First mention about the village of Proszowice comes from 1222. The origin of its name is not known, probably the village was named after a knight named Proszkomir, who lived here. By 1240, Proszowice already had a brick church of St. John the Baptist. The village was privately owned, and in the mid-14th century it became royal property of King Casimir III the Great, who granted it town charter in 1358. The King greatly contributed to the development of Proszowice, building here a palace, which for some time was one of the royal residences (later on, its role was taken on by the Niepołomice Castle). Proszowice prospered due to several royal privileges. A number of artisans lived here, there was a parish school, and the period from the early 15th century to the early 17th century is regarded as Golden Age of the town, which was one of the most important centers of Kraków Voivodeship; here sejmiks took place. King Casimir IV Jagiellon initiated the construction of a new church, which was finished in 1454 and was among most impressive Gothic churches in Lesser Poland. Here, Stańczyk, the legendary court jester was born, and in the 16th century, Proszowice became one of centers of Protestant Reformation. All Catholic churches in the area were turned into Calvinist or Polish Brethren prayer houses, but later on, the Counter-Reformation prevailed. In 1616, the town was almost completely burned in a fire. Like almost all towns of Lesser Poland, Proszowice was destroyed in the Swedish invasion of Poland (1655–1660).

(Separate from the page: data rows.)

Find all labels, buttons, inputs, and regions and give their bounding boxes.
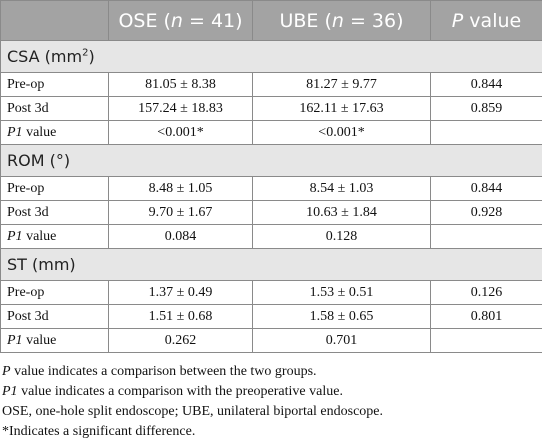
section-row: ST (mm) [0, 248, 542, 281]
header-row: OSE (n = 41) UBE (n = 36) P value [0, 0, 542, 41]
row-label: P1 value [0, 328, 109, 353]
text-run: n [331, 9, 344, 32]
header-cell: P value [430, 0, 542, 41]
value-cell: 1.58 ± 0.65 [252, 304, 431, 329]
data-row: P1 value <0.001* <0.001* [0, 120, 542, 145]
value-cell: 81.05 ± 8.38 [108, 72, 253, 97]
text-run: Post 3d [7, 204, 49, 220]
text-run: P1 [7, 124, 23, 140]
text-run: P [451, 9, 464, 32]
data-row: P1 value 0.262 0.701 [0, 328, 542, 353]
section-row: ROM (°) [0, 144, 542, 177]
row-label: Post 3d [0, 200, 109, 225]
value-cell: 0.084 [108, 224, 253, 249]
value-cell: 1.37 ± 0.49 [108, 280, 253, 305]
text-run: Post 3d [7, 100, 49, 116]
value-cell: 81.27 ± 9.77 [252, 72, 431, 97]
text-run: Pre-op [7, 180, 45, 196]
value-cell: 9.70 ± 1.67 [108, 200, 253, 225]
text-run: UBE ( [279, 9, 332, 32]
text-run: P1 [7, 332, 23, 348]
text-run: value [22, 228, 57, 244]
text-run: = 36) [343, 9, 404, 32]
data-row: Pre-op 8.48 ± 1.05 8.54 ± 1.03 0.844 [0, 176, 542, 201]
section-title: CSA (mm2) [0, 40, 542, 73]
row-label: Pre-op [0, 72, 109, 97]
value-cell: 0.262 [108, 328, 253, 353]
text-run: ) [88, 47, 95, 66]
value-cell: 0.928 [430, 200, 542, 225]
text-run: P1 [7, 228, 23, 244]
data-table: OSE (n = 41) UBE (n = 36) P value CSA (mm2… [0, 0, 542, 353]
data-row: Post 3d 9.70 ± 1.67 10.63 ± 1.84 0.928 [0, 200, 542, 225]
footnote: P1 value indicates a comparison with the… [2, 382, 542, 402]
text-run: ST (mm) [7, 255, 76, 274]
text-run: = 41) [182, 9, 243, 32]
data-row: Post 3d 157.24 ± 18.83 162.11 ± 17.63 0.859 [0, 96, 542, 121]
value-cell: 157.24 ± 18.83 [108, 96, 253, 121]
value-cell: 10.63 ± 1.84 [252, 200, 431, 225]
text-run: ROM (°) [7, 151, 71, 170]
value-cell [430, 120, 542, 145]
text-run: Pre-op [7, 76, 45, 92]
data-row: Pre-op 81.05 ± 8.38 81.27 ± 9.77 0.844 [0, 72, 542, 97]
data-row: Post 3d 1.51 ± 0.68 1.58 ± 0.65 0.801 [0, 304, 542, 329]
data-row: Pre-op 1.37 ± 0.49 1.53 ± 0.51 0.126 [0, 280, 542, 305]
header-cell [0, 0, 109, 41]
text-run: CSA (mm [7, 47, 83, 66]
value-cell: 0.801 [430, 304, 542, 329]
value-cell: 162.11 ± 17.63 [252, 96, 431, 121]
footnote: P value indicates a comparison between t… [2, 362, 542, 382]
value-cell: 0.128 [252, 224, 431, 249]
section-title: ST (mm) [0, 248, 542, 281]
row-label: P1 value [0, 224, 109, 249]
text-run: value indicates a comparison with the pr… [17, 384, 343, 399]
text-run: P1 [2, 384, 18, 399]
value-cell: 0.859 [430, 96, 542, 121]
value-cell: <0.001* [108, 120, 253, 145]
text-run: Pre-op [7, 284, 45, 300]
footnotes: P value indicates a comparison between t… [0, 362, 542, 442]
text-run: value [463, 9, 522, 32]
row-label: Pre-op [0, 176, 109, 201]
footnote: *Indicates a significant difference. [2, 422, 542, 442]
header-cell: OSE (n = 41) [108, 0, 253, 41]
text-run: OSE ( [118, 9, 171, 32]
value-cell: 0.844 [430, 176, 542, 201]
value-cell: 8.54 ± 1.03 [252, 176, 431, 201]
value-cell [430, 328, 542, 353]
text-run: Post 3d [7, 308, 49, 324]
text-run: OSE, one-hole split endoscope; UBE, unil… [2, 404, 384, 419]
text-run: n [170, 9, 183, 32]
section-row: CSA (mm2) [0, 40, 542, 73]
row-label: Post 3d [0, 96, 109, 121]
row-label: Post 3d [0, 304, 109, 329]
text-run: value indicates a comparison between the… [10, 364, 317, 379]
text-run: 2 [82, 47, 89, 59]
text-run: P [2, 364, 11, 379]
value-cell: 0.701 [252, 328, 431, 353]
text-run: *Indicates a significant difference. [2, 424, 196, 439]
text-run: value [22, 332, 57, 348]
value-cell: 1.51 ± 0.68 [108, 304, 253, 329]
row-label: P1 value [0, 120, 109, 145]
value-cell [430, 224, 542, 249]
value-cell: 1.53 ± 0.51 [252, 280, 431, 305]
row-label: Pre-op [0, 280, 109, 305]
value-cell: 8.48 ± 1.05 [108, 176, 253, 201]
data-row: P1 value 0.084 0.128 [0, 224, 542, 249]
value-cell: 0.126 [430, 280, 542, 305]
value-cell: <0.001* [252, 120, 431, 145]
value-cell: 0.844 [430, 72, 542, 97]
footnote: OSE, one-hole split endoscope; UBE, unil… [2, 402, 542, 422]
text-run: value [22, 124, 57, 140]
section-title: ROM (°) [0, 144, 542, 177]
header-cell: UBE (n = 36) [252, 0, 431, 41]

The town was annexed by Austria in the Third Partition of Poland in 1795. After the Polish victory in the Austro-Polish War of 1809, it became part of the short-lived Duchy of Warsaw, and after the duchy's dissolution in 1815, it became part of Russian-controlled Congress Poland. During January Uprising, several skirmishes took place in the area of the town, and as a punishment, the Russians reduced Proszowice to the status of a village (1869). According to the 1921 census, the town had a population of 3,297, 80.1% Polish and 19.9% Jewish by declared nationality. In 1923, already in Kielce Voivodeship of the Second Polish Republic, Proszowice regained its town charter.

Following the German-Soviet invasion of Poland, which started World War II in September 1939, the town was occupied by Germany. The Polish resistance movement was active in the town, including a local unit of the Home Army under the cryptonym "Przepiórka" ("Quail"). On 28 July 1944, the town was liberated by the partisans of the Home Army, and then formed part of the short-lived Polish "Kazimierza-Proszowice Partisan Republic".

From 1975 to 1998, it was administratively located in the Kraków Voivodeship. In 1999 the town became the seat of a county.

==Architecture==
The center of Proszowice is of typical medieval shape, with a market square and streets radiating from it. Houses in the market square, however, are modern, most of them were built in the 20th century. Once there was a town hall, which was dismantled in the mid-19th century. Local parish church was first erected in the 13th century, during the reign of Prince Bolesław V the Chaste. The first church burned between 1306 and 1308. New complex was built in 1325, and most likely, it burned in a fire in 1407. Third parish church was completed in 1454. It was partly destroyed after a storm in May 1824, when one of the walls collapsed, together with the Gothic vault. The reconstruction took 12 years.

==Sports==
Proszowice has a sports club Proszowianka, established in 1916.